Anti-inflammatory celastrol promotes a switch from leukotriene biosynthesis to formation of specialized pro-resolving lipid mediators

Abstract

The pentacyclic triterpenoid quinone methide celastrol (CS) from Tripterygium wilfordii Hook. F. effectively ameliorates inflammation with potential as therapeutics for inflammatory diseases. However, the molecular mechanisms underlying the anti-inflammatory and inflammation-resolving features of CS are incompletely understood. Here we demonstrate that CS potently inhibits the activity of human 5-lipoxygenase (5-LOX), the key enzyme in pro-inflammatory leukotriene (LT) formation, in cell-free assays with IC50 = 0.19–0.49 µM. Employing metabololipidomics using ultra-performance liquid chromatography coupled to tandem mass spectrometry in activated human polymorphonuclear leukocytes or M1 macrophages we found that CS (1 µM) potently suppresses 5-LOX-derived products without impairing the formation of lipid mediators (LM) formed by 12-/15-LOXs as well as fatty acid substrate release.
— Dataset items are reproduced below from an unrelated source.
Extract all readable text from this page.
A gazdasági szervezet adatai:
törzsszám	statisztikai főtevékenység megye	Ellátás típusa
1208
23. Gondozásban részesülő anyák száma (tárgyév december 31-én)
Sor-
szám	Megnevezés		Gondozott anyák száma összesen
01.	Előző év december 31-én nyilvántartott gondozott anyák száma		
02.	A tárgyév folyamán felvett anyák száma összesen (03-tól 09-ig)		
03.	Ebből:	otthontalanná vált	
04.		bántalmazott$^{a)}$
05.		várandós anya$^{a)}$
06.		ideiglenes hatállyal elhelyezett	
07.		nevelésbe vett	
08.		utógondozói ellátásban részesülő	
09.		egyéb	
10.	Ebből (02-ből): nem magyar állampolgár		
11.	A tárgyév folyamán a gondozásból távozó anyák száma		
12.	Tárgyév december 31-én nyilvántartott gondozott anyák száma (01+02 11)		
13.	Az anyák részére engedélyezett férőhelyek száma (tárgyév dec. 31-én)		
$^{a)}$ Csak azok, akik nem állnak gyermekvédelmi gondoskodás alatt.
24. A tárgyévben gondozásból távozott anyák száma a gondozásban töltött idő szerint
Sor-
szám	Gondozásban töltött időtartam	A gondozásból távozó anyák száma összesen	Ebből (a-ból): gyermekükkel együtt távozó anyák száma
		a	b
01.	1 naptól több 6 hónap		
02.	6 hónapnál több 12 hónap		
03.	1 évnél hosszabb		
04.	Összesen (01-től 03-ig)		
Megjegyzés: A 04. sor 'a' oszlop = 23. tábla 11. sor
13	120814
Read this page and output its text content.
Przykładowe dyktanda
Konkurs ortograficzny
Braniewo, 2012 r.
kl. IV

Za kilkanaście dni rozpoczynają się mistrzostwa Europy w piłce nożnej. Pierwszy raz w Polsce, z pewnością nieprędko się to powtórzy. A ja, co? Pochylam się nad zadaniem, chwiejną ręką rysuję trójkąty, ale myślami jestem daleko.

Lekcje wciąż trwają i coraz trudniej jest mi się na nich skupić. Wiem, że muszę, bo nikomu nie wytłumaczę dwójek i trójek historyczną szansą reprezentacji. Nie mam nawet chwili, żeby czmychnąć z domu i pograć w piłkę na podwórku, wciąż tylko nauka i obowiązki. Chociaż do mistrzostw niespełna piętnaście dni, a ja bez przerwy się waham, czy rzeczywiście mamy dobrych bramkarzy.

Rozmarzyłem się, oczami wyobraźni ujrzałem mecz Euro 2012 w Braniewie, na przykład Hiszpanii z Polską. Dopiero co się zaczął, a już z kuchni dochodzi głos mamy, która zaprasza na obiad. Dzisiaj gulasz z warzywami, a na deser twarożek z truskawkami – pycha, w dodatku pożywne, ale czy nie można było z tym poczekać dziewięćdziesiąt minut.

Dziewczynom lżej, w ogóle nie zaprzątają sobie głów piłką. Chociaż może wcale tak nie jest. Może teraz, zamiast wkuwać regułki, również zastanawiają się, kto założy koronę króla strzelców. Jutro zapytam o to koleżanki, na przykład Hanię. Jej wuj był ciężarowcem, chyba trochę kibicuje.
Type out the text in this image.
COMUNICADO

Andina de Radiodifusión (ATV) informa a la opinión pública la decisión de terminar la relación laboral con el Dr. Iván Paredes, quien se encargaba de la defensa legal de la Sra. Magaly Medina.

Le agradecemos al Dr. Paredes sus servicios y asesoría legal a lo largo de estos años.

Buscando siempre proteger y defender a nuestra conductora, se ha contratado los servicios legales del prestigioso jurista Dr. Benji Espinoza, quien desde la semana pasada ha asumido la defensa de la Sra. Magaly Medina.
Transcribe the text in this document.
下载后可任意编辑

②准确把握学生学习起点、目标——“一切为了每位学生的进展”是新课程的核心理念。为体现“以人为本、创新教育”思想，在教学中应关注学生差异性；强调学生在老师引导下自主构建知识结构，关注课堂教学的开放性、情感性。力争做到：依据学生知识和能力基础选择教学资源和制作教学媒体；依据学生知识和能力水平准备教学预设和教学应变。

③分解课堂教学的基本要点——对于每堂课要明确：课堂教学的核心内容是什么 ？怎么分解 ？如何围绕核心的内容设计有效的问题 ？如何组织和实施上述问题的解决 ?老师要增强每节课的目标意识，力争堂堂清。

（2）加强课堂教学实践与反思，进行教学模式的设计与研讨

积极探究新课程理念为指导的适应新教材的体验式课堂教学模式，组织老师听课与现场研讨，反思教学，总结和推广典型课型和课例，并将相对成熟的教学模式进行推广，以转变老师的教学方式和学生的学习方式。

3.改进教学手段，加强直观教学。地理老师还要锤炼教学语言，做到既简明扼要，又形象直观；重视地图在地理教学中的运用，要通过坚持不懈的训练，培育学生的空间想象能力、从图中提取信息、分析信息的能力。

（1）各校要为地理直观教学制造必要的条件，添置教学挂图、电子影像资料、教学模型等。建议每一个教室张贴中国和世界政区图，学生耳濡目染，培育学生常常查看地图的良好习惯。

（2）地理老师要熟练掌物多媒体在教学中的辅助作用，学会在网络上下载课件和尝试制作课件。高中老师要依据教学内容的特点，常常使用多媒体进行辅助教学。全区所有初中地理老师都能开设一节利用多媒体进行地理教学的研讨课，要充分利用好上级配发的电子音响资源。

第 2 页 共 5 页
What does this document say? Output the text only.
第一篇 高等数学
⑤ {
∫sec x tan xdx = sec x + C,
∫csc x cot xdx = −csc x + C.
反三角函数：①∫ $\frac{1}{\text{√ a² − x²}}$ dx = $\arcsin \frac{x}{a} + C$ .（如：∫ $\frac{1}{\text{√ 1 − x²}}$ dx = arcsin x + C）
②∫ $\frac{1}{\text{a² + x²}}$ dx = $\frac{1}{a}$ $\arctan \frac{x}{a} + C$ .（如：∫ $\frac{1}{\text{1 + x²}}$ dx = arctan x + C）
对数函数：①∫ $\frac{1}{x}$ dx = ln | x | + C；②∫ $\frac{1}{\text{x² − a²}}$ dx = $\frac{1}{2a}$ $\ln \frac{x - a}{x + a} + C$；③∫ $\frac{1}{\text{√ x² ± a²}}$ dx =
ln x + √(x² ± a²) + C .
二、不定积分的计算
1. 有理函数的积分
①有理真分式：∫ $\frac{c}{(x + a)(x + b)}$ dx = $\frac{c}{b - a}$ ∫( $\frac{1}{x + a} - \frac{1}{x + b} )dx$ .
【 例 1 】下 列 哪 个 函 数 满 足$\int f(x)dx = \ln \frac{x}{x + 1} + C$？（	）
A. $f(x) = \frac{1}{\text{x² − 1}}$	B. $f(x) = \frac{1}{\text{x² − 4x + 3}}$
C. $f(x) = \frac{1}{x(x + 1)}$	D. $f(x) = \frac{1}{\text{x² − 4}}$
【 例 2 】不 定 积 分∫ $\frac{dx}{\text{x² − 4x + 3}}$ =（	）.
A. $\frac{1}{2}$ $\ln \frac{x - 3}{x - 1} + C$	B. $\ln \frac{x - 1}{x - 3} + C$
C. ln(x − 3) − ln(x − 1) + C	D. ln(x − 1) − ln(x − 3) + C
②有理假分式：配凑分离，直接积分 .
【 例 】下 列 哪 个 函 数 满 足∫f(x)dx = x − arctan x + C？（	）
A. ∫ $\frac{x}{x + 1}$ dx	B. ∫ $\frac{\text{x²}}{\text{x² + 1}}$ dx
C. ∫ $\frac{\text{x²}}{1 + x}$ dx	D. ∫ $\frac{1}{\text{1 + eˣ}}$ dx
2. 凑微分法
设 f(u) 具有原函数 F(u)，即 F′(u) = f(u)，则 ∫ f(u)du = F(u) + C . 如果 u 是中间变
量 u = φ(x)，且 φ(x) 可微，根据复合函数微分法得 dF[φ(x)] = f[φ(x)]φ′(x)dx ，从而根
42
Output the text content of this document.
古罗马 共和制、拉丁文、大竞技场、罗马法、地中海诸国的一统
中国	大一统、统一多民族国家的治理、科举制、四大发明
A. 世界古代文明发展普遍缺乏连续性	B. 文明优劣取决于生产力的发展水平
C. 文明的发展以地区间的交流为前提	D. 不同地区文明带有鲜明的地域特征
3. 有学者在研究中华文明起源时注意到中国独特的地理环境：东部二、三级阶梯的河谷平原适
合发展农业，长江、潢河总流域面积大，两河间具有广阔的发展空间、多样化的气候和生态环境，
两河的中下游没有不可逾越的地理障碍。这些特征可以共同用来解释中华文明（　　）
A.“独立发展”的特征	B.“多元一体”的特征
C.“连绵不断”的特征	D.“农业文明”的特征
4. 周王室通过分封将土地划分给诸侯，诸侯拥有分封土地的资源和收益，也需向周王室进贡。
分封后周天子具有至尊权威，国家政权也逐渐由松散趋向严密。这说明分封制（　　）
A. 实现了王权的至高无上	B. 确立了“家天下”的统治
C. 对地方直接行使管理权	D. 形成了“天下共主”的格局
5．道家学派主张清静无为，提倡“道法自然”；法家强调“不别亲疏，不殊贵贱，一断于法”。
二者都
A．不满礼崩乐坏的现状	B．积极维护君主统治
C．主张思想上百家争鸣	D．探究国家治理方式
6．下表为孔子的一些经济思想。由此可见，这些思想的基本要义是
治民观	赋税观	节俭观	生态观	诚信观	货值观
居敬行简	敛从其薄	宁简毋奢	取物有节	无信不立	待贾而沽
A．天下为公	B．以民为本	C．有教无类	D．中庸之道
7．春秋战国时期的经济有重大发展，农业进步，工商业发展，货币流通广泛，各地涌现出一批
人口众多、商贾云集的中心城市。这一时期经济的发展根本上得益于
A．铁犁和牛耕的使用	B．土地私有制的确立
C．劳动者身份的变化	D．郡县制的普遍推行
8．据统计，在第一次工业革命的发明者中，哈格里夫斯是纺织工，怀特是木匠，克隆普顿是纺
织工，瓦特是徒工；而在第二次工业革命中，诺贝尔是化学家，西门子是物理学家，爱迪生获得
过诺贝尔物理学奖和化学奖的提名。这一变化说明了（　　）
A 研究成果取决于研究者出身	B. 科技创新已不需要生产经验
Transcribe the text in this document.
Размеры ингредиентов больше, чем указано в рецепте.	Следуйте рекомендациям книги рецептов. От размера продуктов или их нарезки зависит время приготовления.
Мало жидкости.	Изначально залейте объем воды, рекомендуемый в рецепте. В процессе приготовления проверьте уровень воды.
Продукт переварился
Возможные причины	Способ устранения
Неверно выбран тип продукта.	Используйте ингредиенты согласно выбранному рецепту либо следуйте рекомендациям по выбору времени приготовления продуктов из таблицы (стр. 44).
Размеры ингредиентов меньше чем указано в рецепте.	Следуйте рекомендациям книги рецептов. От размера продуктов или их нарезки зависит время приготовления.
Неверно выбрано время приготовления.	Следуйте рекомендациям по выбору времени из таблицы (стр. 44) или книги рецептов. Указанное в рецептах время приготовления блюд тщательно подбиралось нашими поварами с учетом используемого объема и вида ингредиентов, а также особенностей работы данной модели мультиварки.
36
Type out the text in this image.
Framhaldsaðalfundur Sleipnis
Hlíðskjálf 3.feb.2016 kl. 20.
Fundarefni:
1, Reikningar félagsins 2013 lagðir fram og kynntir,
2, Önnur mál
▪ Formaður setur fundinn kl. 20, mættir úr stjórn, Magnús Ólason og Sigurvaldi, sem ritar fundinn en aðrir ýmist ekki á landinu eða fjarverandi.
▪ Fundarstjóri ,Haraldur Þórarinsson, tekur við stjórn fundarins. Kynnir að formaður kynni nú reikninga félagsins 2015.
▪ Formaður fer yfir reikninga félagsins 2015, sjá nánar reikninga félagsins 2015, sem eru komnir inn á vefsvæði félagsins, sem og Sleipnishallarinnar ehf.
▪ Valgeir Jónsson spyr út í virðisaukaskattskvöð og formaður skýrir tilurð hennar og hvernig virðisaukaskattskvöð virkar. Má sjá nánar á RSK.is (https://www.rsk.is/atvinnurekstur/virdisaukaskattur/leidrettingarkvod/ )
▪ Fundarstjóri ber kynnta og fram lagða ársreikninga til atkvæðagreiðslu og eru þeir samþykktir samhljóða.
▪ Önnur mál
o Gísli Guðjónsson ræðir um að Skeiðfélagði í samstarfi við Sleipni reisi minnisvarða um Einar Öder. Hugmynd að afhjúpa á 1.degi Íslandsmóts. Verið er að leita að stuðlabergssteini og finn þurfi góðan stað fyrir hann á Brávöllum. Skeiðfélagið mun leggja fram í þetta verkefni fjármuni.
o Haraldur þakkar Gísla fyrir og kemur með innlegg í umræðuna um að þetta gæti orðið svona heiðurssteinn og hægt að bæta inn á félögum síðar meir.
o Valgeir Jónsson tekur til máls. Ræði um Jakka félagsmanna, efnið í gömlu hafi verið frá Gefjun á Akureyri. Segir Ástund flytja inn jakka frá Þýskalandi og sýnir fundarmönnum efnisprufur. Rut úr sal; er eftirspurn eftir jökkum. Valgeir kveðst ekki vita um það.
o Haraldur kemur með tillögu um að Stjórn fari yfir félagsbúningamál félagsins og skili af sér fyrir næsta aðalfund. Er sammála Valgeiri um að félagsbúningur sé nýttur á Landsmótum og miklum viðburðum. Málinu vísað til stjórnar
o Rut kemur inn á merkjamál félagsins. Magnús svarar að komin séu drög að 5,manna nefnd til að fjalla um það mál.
Intriguingly, CS induced the generation of 12-/15-LOX-derived LM including the specialized pro-resolving mediator (SPM) resolvin D5 in human M2 macrophages. Finally, intraperitoneal pre-treatment of mice with 10 mg/kg CS strongly impaired zymosan-induced LT formation and simultaneously elevated the levels of SPM and related 12-/15-LOX-derived LM in peritoneal exudates, spleen and plasma in vivo. Conclusively, CS promotes a switch from LT biosynthesis to formation of SPM which may underlie the anti-inflammatory and inflammation-resolving effects of CS, representing an interesting pharmacological strategy for intervention with inflammatory disorders.